Finalement, par cette augmentation des cotisations, vous allez peut être réussir une seule chose: celle de nous fédérer.
Il serait temps!

Isabelle Dethan


Pour tous ceux qui ne sauraient pas de quoi je parle, je me suis permis de faire suivre la lettre ouverte d'Eric Wantiez, qui résume assez bien notre situation professionnelle ...

Lettre ouverte aux lecteurs...
24 mai 2014, 11:24
A partir du 1° janvier 2016, nos charges sociales vont augmenter d'une façon extrêmement importante, sans aucune amélioration de la couverture sociale. Être auteur ce sera laisser 23% de son revenu en charges sociales. Comme un salarié, en gros.

Mais l'auteur n'est pas "comme un salarié".

L'auteur n'a pas de congés payés, pas de droits au chômage, pas de tickets restaurants, pas de mutuelle. En échange de ses 23% il n'a qu'une couverture sociale minimum, une future pension de retraite dérisoire et une retraite complémentaire qui, de l'aveu même de la caisse qui gère ça, est en moyenne de 1500 € par an.

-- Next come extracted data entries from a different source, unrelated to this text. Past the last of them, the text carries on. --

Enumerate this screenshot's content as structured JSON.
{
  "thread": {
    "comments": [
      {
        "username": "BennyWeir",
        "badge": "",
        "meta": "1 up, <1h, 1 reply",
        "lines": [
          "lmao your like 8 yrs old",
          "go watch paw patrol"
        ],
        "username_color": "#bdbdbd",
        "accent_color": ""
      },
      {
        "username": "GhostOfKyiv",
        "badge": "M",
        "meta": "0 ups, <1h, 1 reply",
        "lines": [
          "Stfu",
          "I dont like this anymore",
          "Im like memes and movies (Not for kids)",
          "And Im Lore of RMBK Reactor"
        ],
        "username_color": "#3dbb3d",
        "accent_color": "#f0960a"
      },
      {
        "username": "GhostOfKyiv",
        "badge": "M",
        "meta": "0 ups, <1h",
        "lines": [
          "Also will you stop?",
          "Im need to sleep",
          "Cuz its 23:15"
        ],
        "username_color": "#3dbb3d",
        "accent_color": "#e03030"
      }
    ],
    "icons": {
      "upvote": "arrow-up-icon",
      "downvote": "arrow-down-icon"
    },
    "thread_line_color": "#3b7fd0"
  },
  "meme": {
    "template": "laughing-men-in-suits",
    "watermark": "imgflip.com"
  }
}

L'auteur paye le loyer, l'électricité, le chauffage, l'assurance, la femme de ménage de son lieu de travail. Il paye son ordi, son imprimante, son scanner, ses photocopies; son accès internet, son téléphone pro, ses stylos, ses pinceaux, son bureau, sa chaise, la machine à café et les bouquins pour la documentation. Heureusement, il pourra royalement déduire 10% pour frais professionnels sur sa feuille d'impôts...

L'auteur trouve lui même son "employeur". Pour cela, il monte à ses frais des dossiers de présentation qu'il envoie à ses éditeurs préférés, à ses frais toujours. Les projets dont personne ne voudra auront demandé des mois de travail sans aucune rémunération et finiront dans un tiroir oublié ou à la corbeille. Il est de plus sans cesse à la merci de l'arrêt de sa série sans même qu'on lui ait donné une chance de s'imposer auprès des lecteurs, à cause d'un changement de directeur de collection, ou de politique éditoriale, ou de je ne sais quoi d'autre.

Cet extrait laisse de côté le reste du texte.